トヨタ自動車は、水素を燃料とするエンジン車の実用化に向けて開発を本格化させている。2026年までに量産化を目指す方針で、既存のガソリンエンジン技術をベースに、水素の燃焼特性に合わせた改良を進めている。
水素エンジンの仕組みとメリット
水素エンジンは、燃料に水素を使用し、酸素と反応させて燃焼することで動力を得る。二酸化炭素を排出しないため、カーボンニュートラルな動力源として注目されている。また、水素はガソリンと比べて燃焼速度が速く、熱効率が高いという特性がある。

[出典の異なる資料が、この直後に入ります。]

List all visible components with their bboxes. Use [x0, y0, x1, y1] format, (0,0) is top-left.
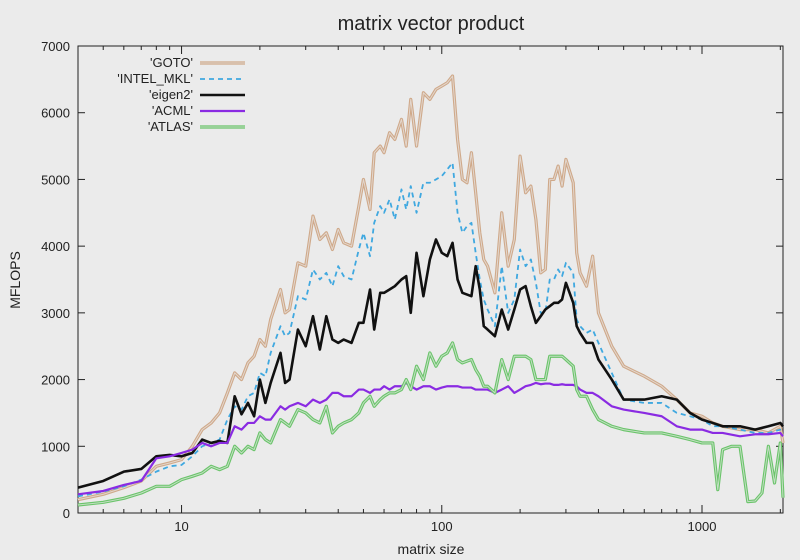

トヨタは、2021年にスーパー耐久シリーズに水素エンジン車で参戦し、実走行テストを重ねてきた。2023年には、水素エンジンを搭載した「GRヤリス」を公開し、技術の進捗をアピールした。
課題は水素供給インフラの整備
水素エンジン車の普及には、水素ステーションの整備が不可欠だ。しかし、日本国内の水素ステーションは約170か所と、ガソリンスタンドの約3万か所に比べて圧倒的に少ない。また、水素の製造コストも高く、供給体制の整備が課題となっている。
トヨタの関係者は「水素エンジン車の実用化には、インフラ整備と車両開発の両輪が必要。政府や他社との連携を強化していく」と述べている。
競合技術との比較
水素エンジン車は、燃料電池車(FCV)や電気自動車(EV)と競合する。FCVは水素から電気を生成するが、エンジン車は直接燃焼させるため、システムがシンプルでコスト低減が期待できる。一方、EVは充電インフラが普及しつつあるが、航続距離や充電時間に課題がある。
トヨタは、複数の選択肢を提供する戦略をとっており、水素エンジン車はその一翼を担う。2025年には、水素エンジン車の市販化を目指すとしている。
今後の展望
水素エンジン車の実用化には、技術開発だけでなく、水素の製造・供給コストの低減が不可欠だ。政府は、2030年までに水素供給量を300万トンに増やす目標を掲げており、関連技術の研究開発を支援している。
トヨタは、水素エンジン車の量産化に向けて、サプライチェーン全体での協力を呼びかけている。実用化が進めば、運輸部門の脱炭素化に大きく貢献することが期待される。